Kirk Skaugen, general manager of Intel's personal computing division, announced the imminent arrival of the new designs during a speech Friday at the the IFA electronics show in Berlin. The premium chip, which consumes a dramatically low 4.5 watts -- less than even new power-efficient light bulbs -- is geared for a newer class of hybrid computing devices that can act either like tablets or PCs.
"You can get the best of both worlds in one device," Skaugen said, "but we think there's been something missing from this category: a purpose-built processor for it." The chip will enable long battery life -- 8 hours of video watching -- and machines that run cool enough to forsake noisy cooling fans.
Intel has a lot riding on the chip. The company dominates the PC market, but customers have shifted their gadget spending to smartphones and tablets that typically use processors based on designs from Intel rival ARM. The Core M's power efficiency could help convince consumers that tablets are an extension of the PC market, since the hybrid "2-in-1" designs feature keyboards that can be detached or flipped out of the way.
If Intel succeeds in its ambitions, laptops could be trendy again. With tablet sales hitting a plateau, that idea isn't as laughable now as it was a year or two ago.

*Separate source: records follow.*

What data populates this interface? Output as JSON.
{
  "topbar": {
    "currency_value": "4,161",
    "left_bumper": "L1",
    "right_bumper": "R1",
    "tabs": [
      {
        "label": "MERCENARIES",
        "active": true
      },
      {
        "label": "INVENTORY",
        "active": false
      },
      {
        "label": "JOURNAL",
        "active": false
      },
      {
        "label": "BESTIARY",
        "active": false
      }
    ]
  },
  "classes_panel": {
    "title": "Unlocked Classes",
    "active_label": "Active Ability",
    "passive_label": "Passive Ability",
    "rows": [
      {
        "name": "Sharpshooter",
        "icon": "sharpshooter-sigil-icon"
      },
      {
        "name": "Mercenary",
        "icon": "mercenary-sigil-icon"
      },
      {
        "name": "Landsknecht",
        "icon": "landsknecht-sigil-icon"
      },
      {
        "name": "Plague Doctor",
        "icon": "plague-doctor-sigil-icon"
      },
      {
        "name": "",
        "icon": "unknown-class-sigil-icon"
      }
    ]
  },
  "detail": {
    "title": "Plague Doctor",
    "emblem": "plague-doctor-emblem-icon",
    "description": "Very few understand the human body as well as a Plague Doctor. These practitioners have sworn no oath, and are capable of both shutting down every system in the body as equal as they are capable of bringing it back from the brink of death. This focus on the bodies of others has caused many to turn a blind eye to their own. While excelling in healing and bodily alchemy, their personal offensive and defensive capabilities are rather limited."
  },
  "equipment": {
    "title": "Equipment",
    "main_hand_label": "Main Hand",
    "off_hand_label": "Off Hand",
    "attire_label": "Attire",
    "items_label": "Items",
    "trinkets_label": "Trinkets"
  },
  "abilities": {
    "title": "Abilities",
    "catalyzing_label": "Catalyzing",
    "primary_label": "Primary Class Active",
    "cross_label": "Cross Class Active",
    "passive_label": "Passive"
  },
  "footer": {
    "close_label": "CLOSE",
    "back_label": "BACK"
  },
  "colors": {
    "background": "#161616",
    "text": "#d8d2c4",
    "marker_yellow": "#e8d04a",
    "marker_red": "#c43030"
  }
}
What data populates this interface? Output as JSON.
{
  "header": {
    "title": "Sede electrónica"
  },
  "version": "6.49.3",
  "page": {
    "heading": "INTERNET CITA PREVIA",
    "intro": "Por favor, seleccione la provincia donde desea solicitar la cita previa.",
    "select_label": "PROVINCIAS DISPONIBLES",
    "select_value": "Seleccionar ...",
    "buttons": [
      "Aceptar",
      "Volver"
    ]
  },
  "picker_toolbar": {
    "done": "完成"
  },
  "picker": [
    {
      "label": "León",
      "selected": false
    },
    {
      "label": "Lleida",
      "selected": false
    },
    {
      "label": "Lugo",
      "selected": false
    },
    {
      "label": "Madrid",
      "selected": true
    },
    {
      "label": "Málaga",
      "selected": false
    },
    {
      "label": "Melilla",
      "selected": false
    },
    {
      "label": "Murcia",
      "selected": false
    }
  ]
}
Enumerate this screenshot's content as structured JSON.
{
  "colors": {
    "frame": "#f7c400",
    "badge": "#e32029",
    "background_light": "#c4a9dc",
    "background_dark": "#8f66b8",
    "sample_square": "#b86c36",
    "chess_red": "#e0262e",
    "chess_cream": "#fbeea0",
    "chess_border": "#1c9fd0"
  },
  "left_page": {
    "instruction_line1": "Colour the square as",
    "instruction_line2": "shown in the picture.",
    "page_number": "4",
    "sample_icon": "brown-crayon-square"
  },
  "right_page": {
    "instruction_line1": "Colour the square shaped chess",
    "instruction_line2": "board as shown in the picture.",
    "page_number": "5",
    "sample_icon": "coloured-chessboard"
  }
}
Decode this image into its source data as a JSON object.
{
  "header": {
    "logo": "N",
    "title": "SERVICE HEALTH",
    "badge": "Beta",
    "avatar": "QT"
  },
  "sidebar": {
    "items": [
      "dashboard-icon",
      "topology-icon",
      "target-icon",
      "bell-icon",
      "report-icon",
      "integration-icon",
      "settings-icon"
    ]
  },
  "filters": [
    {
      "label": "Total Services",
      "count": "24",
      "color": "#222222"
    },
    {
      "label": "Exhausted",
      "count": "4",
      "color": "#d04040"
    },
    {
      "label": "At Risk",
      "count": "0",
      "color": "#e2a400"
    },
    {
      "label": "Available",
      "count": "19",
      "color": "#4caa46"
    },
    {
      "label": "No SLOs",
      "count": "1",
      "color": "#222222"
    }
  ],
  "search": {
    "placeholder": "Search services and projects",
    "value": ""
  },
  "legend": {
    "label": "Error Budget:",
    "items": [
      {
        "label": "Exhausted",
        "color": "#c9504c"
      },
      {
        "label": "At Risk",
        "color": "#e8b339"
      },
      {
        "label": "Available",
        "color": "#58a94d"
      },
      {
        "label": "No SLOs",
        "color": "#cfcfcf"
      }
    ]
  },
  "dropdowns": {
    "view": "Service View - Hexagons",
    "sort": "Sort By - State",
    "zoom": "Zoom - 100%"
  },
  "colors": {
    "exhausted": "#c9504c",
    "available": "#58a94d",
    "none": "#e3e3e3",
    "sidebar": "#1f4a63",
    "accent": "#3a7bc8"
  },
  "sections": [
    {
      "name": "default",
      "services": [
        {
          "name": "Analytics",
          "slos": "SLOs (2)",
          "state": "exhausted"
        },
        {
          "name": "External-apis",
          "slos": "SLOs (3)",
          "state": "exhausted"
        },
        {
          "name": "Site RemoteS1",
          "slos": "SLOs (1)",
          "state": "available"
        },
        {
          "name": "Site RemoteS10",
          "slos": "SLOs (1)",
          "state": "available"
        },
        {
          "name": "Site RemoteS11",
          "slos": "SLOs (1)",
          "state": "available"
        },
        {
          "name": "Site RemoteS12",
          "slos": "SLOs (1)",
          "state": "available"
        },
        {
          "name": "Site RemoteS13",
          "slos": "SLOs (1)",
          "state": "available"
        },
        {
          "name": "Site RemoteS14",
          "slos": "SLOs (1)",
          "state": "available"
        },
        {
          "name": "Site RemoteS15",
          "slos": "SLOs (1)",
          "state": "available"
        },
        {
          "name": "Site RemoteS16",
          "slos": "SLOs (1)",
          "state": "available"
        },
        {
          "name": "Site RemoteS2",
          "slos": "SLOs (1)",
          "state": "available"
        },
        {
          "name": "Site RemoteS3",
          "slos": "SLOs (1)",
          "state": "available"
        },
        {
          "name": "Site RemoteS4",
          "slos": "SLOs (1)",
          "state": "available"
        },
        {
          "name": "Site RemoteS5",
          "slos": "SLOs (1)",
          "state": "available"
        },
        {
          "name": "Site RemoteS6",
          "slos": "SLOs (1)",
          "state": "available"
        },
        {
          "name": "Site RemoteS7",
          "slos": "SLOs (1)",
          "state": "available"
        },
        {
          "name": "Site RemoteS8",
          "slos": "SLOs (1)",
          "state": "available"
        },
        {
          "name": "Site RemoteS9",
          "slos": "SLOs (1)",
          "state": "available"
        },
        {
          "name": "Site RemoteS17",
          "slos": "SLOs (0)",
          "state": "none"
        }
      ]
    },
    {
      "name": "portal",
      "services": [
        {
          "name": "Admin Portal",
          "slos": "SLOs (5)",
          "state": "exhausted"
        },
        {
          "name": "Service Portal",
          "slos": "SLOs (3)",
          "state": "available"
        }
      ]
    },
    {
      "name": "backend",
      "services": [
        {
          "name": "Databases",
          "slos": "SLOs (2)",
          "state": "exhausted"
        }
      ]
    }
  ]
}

Among the Core M-powered devices are very slim conventional laptops as well as convertible designs:
"You have to ask yourself, 'Why would I ever buy a tablet again?'" Skaugen said.
Well, presumably because Apple iPads, and tablets powered by Google's Android operating system, have abundant software, while embracing Microsoft's touch-capable Windows 8.1 isn't always a top priority for programmers. But more affordable, capable hybrids could help Microsoft's vision become a reality.
The Core M processor itself is the first to be built using Intel's 14-nanometer manufacturing process, which has electronic elements measuring just 14 billionths of a meter across. To deal with the physics challenges of shrinking transistors to that scale, Intel moved to a three-dimensional "tri-gate" design with transistor components poking up out of the plane of the processor. The first move came with the current batch of processors, but the soon-to-arrive Core M will be the second-generation design.
The Core M is the first of the 14nm "Broadwell" family, the fifth generation of the Core-branded line.
Compared with the comparable fourth-generation Core chips, the Intel Core M is 50 percent faster at computing and 40 percent faster at graphics, the company said. But Intel prefers to compare the Core M's performance to that of the chips in the many 4-year-old laptops still in use today. There, the Core M doubles computing power and improves graphics performance sevenfold, Intel said.
Intel will produce more-powerful Core i3, i5 and i7 versions for other computers that need more processing power or that don't have such demand for lower power consumption.
"Core i3, i5 and i7 fifth-generation chips are in production and will be shipping in the millions in the fourth quarter," Skaugen said.